Vintage Postcards: Curating Social Bonds

This exhibit brings together four different types of postcards to illustrate the evolution of epistolary communication in North America between the late nineteenth century and the mid-twentieth century. They trace a progression from cards that weren't intended to house written messages to cards with dedicated space on the back specifically for that purpose. As the genre of the postcard evolved, users interacted with it differently. The stereoscopic card, likely the oldest in this exhibit, seems to have been repurposed as a notecard, even though it was probably a memento of some sort in its first incarnation. The later postcards show an adherence to the conventions of the genre--in the 1914 card, the handwriting becomes smaller and more cramped as the writer attempts to constrain her message to the space alloted by the division. (There is a note in the same hand on the address side of the division, but its angle and fragmentedness might suggest that the note was scribbled later, after the card had been sent.)

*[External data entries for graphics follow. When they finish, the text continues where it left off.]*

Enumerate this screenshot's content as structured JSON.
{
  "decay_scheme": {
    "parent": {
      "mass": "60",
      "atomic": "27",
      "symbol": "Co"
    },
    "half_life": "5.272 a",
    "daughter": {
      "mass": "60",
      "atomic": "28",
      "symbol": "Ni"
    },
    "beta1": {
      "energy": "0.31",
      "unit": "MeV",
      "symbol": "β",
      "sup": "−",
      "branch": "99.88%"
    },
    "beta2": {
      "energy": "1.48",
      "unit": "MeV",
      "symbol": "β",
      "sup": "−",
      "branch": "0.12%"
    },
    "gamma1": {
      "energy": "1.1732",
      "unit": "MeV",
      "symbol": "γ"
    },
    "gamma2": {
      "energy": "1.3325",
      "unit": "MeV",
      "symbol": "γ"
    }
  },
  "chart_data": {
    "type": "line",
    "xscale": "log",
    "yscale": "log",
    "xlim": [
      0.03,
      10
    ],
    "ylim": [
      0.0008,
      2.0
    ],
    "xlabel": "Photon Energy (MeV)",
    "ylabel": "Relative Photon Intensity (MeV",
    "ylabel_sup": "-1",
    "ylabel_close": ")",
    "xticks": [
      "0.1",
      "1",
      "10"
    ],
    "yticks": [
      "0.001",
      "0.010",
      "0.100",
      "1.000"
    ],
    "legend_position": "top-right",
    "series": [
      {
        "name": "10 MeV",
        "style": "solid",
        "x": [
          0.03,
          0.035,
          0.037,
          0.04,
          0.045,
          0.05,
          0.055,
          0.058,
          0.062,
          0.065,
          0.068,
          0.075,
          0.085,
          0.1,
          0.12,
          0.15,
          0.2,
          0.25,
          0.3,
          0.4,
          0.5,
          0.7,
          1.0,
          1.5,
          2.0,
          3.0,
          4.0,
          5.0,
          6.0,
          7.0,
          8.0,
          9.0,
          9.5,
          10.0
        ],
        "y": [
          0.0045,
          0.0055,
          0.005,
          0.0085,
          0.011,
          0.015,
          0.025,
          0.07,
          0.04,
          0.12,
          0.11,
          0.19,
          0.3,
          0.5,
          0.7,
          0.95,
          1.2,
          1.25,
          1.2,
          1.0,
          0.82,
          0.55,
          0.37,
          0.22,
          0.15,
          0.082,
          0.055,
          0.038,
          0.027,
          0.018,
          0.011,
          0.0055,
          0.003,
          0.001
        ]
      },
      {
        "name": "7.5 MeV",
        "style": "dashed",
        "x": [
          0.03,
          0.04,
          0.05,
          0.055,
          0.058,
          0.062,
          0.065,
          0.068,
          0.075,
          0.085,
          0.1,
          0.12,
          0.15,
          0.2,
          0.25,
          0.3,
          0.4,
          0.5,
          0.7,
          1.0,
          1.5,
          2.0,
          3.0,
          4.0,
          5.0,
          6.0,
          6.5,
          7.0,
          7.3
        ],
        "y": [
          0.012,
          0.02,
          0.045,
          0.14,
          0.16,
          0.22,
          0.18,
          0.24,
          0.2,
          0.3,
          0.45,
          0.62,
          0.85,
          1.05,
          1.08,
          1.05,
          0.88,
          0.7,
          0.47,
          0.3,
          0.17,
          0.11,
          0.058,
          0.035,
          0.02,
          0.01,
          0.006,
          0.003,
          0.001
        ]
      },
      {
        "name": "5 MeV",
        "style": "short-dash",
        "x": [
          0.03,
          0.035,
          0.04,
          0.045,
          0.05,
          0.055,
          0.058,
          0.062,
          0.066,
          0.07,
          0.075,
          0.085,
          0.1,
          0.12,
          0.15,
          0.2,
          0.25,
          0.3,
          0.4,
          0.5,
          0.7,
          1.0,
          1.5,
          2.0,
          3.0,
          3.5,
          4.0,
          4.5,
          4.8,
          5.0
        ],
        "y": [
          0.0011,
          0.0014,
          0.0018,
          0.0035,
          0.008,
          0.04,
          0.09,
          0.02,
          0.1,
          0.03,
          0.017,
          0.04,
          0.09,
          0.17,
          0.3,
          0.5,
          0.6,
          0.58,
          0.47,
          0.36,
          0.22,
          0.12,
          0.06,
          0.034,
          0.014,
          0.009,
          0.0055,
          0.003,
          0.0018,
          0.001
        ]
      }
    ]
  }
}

The postcards that were mailed circulated in an era preceding more formal rules about addresses, for the addresses are minimal:

Mr. Oscar Groginger
Mt Carroll
Ills
Route 5

Mrs. E. Moran.
c/o Menona Hotel.
Bay City.
U.S.A.

These evidence the very distinct stages that the mailing process underwent during the early part of the twentieth century, for it was not until the 1960s that five-digit zip codes were developed.